Mr Dexter, from nearby Kettering, served alongside L/Cpl Ashworth in the Grenadier Guards and has remained close with his family.

"We lived in the same flat, next door neighbours, and we're both from next door home towns," he told ITV News Anglia.

"We spent a lot of time together, in and out of work. So to me, it's important that his memory lives on. If we can help other people along the way while doing that, then I'd like to get involved with that. It will be the hardest thing we've ever done - people think we're crazy."

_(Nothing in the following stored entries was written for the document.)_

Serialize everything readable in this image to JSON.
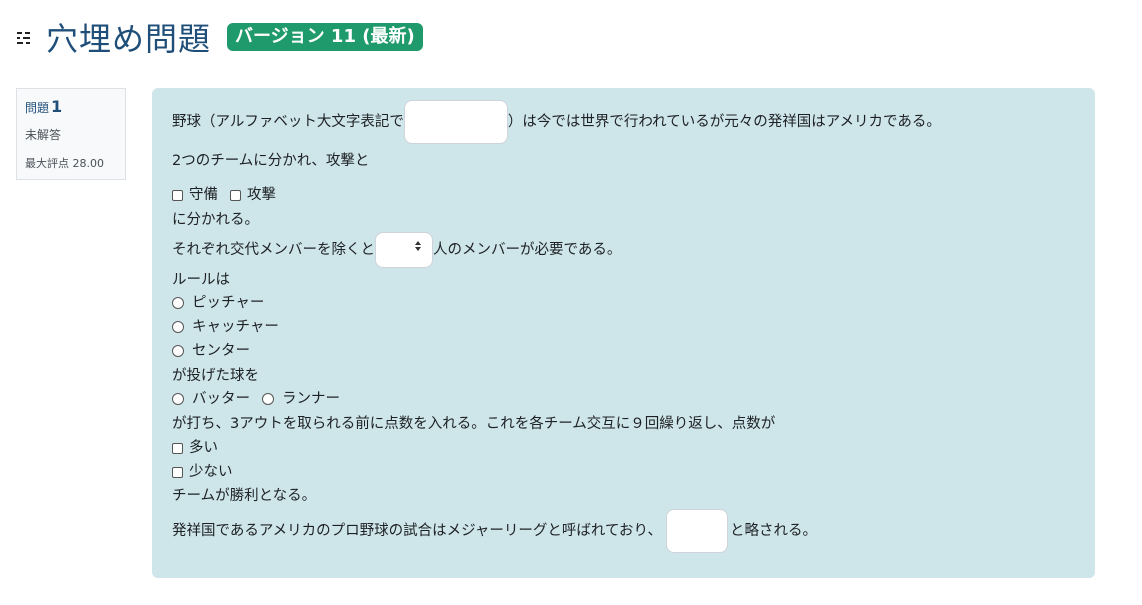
{
  "header": {
    "title": "穴埋め問題",
    "version_badge": "バージョン 11 (最新)",
    "accent_color": "#1f9a6c",
    "title_color": "#1f4e79",
    "icon": "question-type-icon"
  },
  "info": {
    "question_label": "問題",
    "question_number": "1",
    "state": "未解答",
    "max_grade": "最大評点 28.00"
  },
  "question": {
    "line1_before": "野球（アルファベット大文字表記で",
    "line1_after": "）は今では世界で行われているが元々の発祥国はアメリカである。",
    "line2": "2つのチームに分かれ、攻撃と",
    "checkbox_group1": [
      "守備",
      "攻撃"
    ],
    "line3": "に分かれる。",
    "line4_before": "それぞれ交代メンバーを除くと",
    "line4_after": "人のメンバーが必要である。",
    "line5": "ルールは",
    "radio_group1": [
      "ピッチャー",
      "キャッチャー",
      "センター"
    ],
    "line6": "が投げた球を",
    "radio_group2": [
      "バッター",
      "ランナー"
    ],
    "line7": "が打ち、3アウトを取られる前に点数を入れる。これを各チーム交互に９回繰り返し、点数が",
    "checkbox_group2": [
      "多い",
      "少ない"
    ],
    "line8": "チームが勝利となる。",
    "line9_before": "発祥国であるアメリカのプロ野球の試合はメジャーリーグと呼ばれており、",
    "line9_after": "と略される。"
  }
}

Dom (left) and Jimmy (right) have just completed a trial run in Oman. Credit: Jimmy Dexter

Mr Dexter has since left the Army, but Mr Lunt, who is based at RAF Henlow in Bedfordshire, still works in the military.

Together, the friends have taken on many gruelling challenges in the past, and did a trial run in Oman just before Christmas.

However, their trip to Namibia promises to be a different kettle of fish altogether.

The Namib is notorious for its snakes, scorpions and even desert lions, and when you throw in the sweltering heat and the fact that the pair will have to drag all of their supplies behind them - it all adds up to a test like no other they've experienced before.

"Jimmy and I are used to doing stupid things together," Mr Lunt laughed.

"We've seen each other in dark moments, when you're at your lowest, but actually, it's understanding each other, being able to have a sense of humour in adversity in those tough situations and being able to get on with each other - which we do."